Historical Thinking Concepts on the First Day of Class

Risa Gluskin

Risa Gluskin has been teaching at York Mills C.I. in Toronto for the past 13 years. She is Assistant Curriculum Leader of Canadian and World Studies. Her favourite courses are grade 11 World History covering everything from Paleolithic times to the Middle Ages in Europe, grade 12 World History, covering everything else from the Renaissance on, and Challenge and Change in Society, a social science course that studies fascinating issues through the lenses of psychology, sociology and anthropology. 

I am a strong believer that the first class sets the tone for the course. Therefore, in this introductory lesson I laid out the foundations of historical thinking concepts (HTCs) in my grade 11 world history class.

Lesson:

Knowing that I wanted to introduce students to HTCs from the very beginning I created a Power Point presentation to integrate the basic principles with the first topic in my course, Paleolithic society. I started with a photo of a Paleolithic element from Neil McGregor’s A History of the World in 100 Objects (BBC has a website where they give details about many of the artifacts from the book, all from the British Museum). Together the class and I explored the object, a 13 000 year old carving of swimming reindeer. My next slide presented a carefully chosen quote from the description of the carving. The title of the slide was interpretation.

 

The artist has depicted the reindeer as they look in autumn. At this time of year the meat, skin and antlers are at their best for use as food, clothing and materials for making equipment. Showing the reindeer swimming may suggest migration or a moment when the animals were easy prey for their human hunters. Was this sculpture a means of communicating with the supernatural world or a charm to guarantee a successful hunt at the start of a bitterly cold Ice Age winter? (British Museum/ BBC, A History of the World, Swimming Reindeer, 2013, http://www.bbc.co.uk/ahistoryoftheworld/objects/DyfP6g6dRN6WdwdnbIVbPw (Feb. 2, 2013)).

 

Then I took the students through a series of slides in which I defined what I think to be the most important words related to HTCs: interpretation, inference, evidence, context; I told the students not to worry about memorizing these definitions as they’d soon get very familiar with them. I asked students what they thought the previous quote revealed about the world of the carving 13 000 years ago. Students came up with excellent inferences that we eventually connected to some of the characteristics of Paleolithic society, such as hunting-gathering, nomadism, importance of seasons and familiarity with nature. I then had students return to the quote and discuss what the underlined portions of the quote had in common. Again the students were very quick to notice that the author was interpreting and inferring based on available evidence; there was no certainty. They seemed to get this because when probed they understood that we don’t have written records from the artist telling us exactly he/she meant to convey by carving this depiction of swimming reindeer.

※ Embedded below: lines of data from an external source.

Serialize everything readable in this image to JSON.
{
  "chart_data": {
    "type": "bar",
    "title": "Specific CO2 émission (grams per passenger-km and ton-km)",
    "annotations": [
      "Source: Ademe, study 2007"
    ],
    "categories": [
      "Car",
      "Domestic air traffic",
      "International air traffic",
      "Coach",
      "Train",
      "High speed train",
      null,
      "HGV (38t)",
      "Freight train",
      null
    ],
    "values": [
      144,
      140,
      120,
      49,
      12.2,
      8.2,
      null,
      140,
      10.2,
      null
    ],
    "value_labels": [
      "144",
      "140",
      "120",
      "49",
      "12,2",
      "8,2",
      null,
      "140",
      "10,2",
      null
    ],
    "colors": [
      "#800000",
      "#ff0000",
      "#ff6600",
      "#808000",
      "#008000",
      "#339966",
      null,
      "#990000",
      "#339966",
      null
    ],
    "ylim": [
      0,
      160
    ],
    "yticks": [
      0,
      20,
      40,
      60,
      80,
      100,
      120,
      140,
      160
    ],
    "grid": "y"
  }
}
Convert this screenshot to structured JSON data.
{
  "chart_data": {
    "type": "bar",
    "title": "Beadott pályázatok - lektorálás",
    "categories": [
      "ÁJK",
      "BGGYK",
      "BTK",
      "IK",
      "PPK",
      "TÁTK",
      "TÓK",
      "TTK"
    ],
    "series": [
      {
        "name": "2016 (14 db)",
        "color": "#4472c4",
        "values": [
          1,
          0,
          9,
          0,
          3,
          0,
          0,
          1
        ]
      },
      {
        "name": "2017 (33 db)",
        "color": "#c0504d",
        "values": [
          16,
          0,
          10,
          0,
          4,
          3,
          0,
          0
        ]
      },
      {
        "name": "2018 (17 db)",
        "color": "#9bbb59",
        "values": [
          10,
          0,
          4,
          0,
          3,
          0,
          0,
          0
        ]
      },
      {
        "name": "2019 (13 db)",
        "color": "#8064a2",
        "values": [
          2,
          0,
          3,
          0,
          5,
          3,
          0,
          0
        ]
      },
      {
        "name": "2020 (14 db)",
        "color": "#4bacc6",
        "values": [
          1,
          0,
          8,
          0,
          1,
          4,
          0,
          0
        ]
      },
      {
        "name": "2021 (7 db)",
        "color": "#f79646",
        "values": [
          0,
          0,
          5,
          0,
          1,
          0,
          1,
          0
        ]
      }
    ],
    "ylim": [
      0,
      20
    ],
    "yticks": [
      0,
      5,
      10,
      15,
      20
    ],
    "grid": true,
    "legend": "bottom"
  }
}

I then proceeded with the rest of the first lesson on Paleolithic society.

What I Would Do Differently:

Honestly, I would use this lesson again, exactly as I did it the first time as it flowed well and the students were introduced to core vocabulary words to use whenever discussing HTCs.

Adaptations:

It is well worth the time to develop an introductory activity for your course that combines HTCs with your first topic or an overview of your course. Since it all starts with evidence you should choose images or quotes that are central to your course or your first topic.